Substantive application

26    The considerations are different in relation to the application for substantive relief. By 19 October 2016, Ms Young’s legal advisers had had a copy of the funding agreement for 12 days. They knew the nature of the litigation in which Ms Thomson was engaged. They knew the effect of the document dated 6 March 2015 in relation to the prosecution of the Brookfield Claim, since that effect had been disclosed in the trustee’s reports to creditors. They knew that Ms Young could not contribute to the costs of necessary litigation. They knew that Ms Thomson had funded the estate’s litigation for two years and, in general terms, what her accrued legal costs and remuneration were. They knew how much Ms Thomson thought she may need to spend in pursuing that litigation. While it may well be that they had lost faith in Ms Thomson, to a substantial extent that mistrust arose from Mr Walsh’s misguided belief that it was Ms Thomson who had failed to prevent Ms Smith from mortgaging the Pyrmont apartment. In fact, it was Mr Walsh who failed to have noted on the title to that property the freezing orders which Ms Young obtained in proceedings in which he acted for her, a matter he should have known but did not accept until 2 December 2016. Ultimately, Ms Young was unsuccessful on her application.

27    I accept the submissions by Ms Thomson and Ironbark that Ms Young should pay their costs incurred in relation to the substantive application, save that Ms Young should not be required to pay any costs duplicated in the preparation of Ms Thomson’s submissions filed on 2December 2016 and 23 January 2017 and will make orders accordingly.

Stay

28    Ms Young has submitted that, as the appeal lodged on 9 January 2017 against the order which I made on 19 December 2016 (NSD 22 of 2017) is set down for hearing in May 2017, it would be appropriate to stay any order as to costs adverse to her.

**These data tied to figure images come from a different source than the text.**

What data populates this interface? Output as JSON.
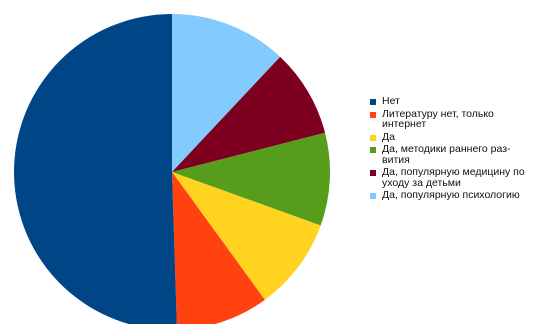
{
  "chart_data": {
    "type": "pie",
    "categories": [
      "Нет",
      "Литературу нет, только\nинтернет",
      "Да",
      "Да, методики раннего раз-\nвития",
      "Да, популярную медицину по\nуходу за детьми",
      "Да, популярную психологию"
    ],
    "values": [
      50.5,
      9.5,
      9.5,
      9.5,
      9.0,
      12.0
    ],
    "colors": [
      "#004586",
      "#ff420e",
      "#ffd320",
      "#579d1c",
      "#7e0021",
      "#83caff"
    ],
    "start_angle_deg": 90,
    "direction": "clockwise_from_psychology",
    "legend_position": "right"
  }
}
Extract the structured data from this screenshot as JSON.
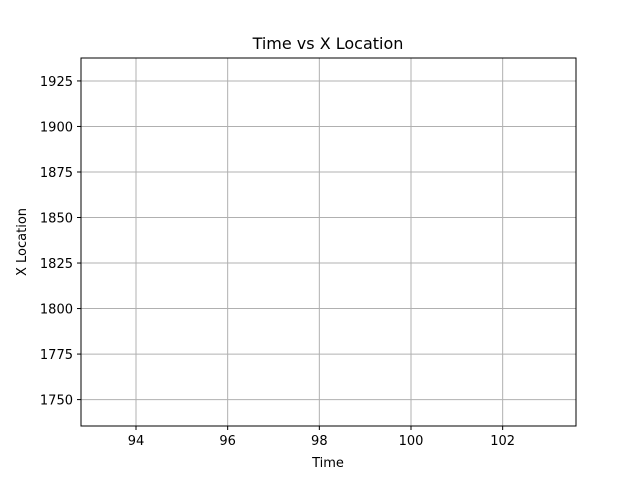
{
  "chart_data": {
    "type": "line",
    "title": "Time vs X Location",
    "xlabel": "Time",
    "ylabel": "X Location",
    "xlim": [
      92.8,
      103.6
    ],
    "ylim": [
      1735.5,
      1937.6
    ],
    "x_ticks": [
      94,
      96,
      98,
      100,
      102
    ],
    "x_tick_labels": [
      "94",
      "96",
      "98",
      "100",
      "102"
    ],
    "y_ticks": [
      1750,
      1775,
      1800,
      1825,
      1850,
      1875,
      1900,
      1925
    ],
    "y_tick_labels": [
      "1750",
      "1775",
      "1800",
      "1825",
      "1850",
      "1875",
      "1900",
      "1925"
    ],
    "grid": true,
    "series": [
      {
        "name": "",
        "x": [],
        "y": []
      }
    ],
    "colors": {
      "grid": "#b0b0b0",
      "axis": "#000000",
      "line": "#1f77b4"
    }
  }
}
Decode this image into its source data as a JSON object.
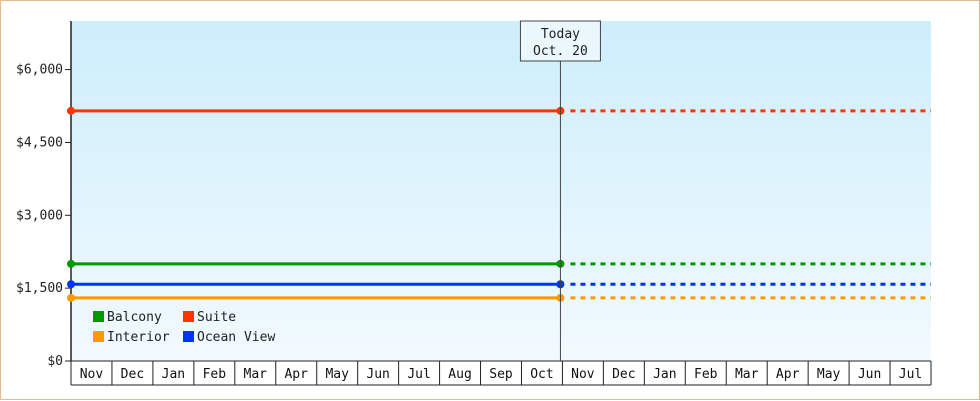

29    Having regard to the subject matter of the proceedings, the nature of the costs awards, the imminence of the pending appeal, the desirability of making lump sum costs orders, the equal desirability of avoiding unnecessary cost and Ms Young’s personal and financial condition, I consider that it is appropriate to stay the costs orders pending the outcome of the appeal.

Lump sum

30    I accept submissions made by Ironbark and Ms Thomson that it would be appropriate to make a lump sum awards of costs. I will order that, subject to any contrary orders made on appeal or upon the exercise by any party of liberty to apply to the Court on this issue, within 10 business days after the outcome of the appeal is pronounced by the Full Court, the parties are to file an agreed timetable for the provision of evidence as to the their respective costs and objections. I will further order that if the parties cannot agree on that timetable, each party must file and serve its proposed timetable within 15 business days after the outcome of the appeal is pronounced by the Full Court.

I certify that the preceding thirty (30) numbered paragraphs are a true copy of the Reasons for Judgment herein of the Honourable Justice Farrell.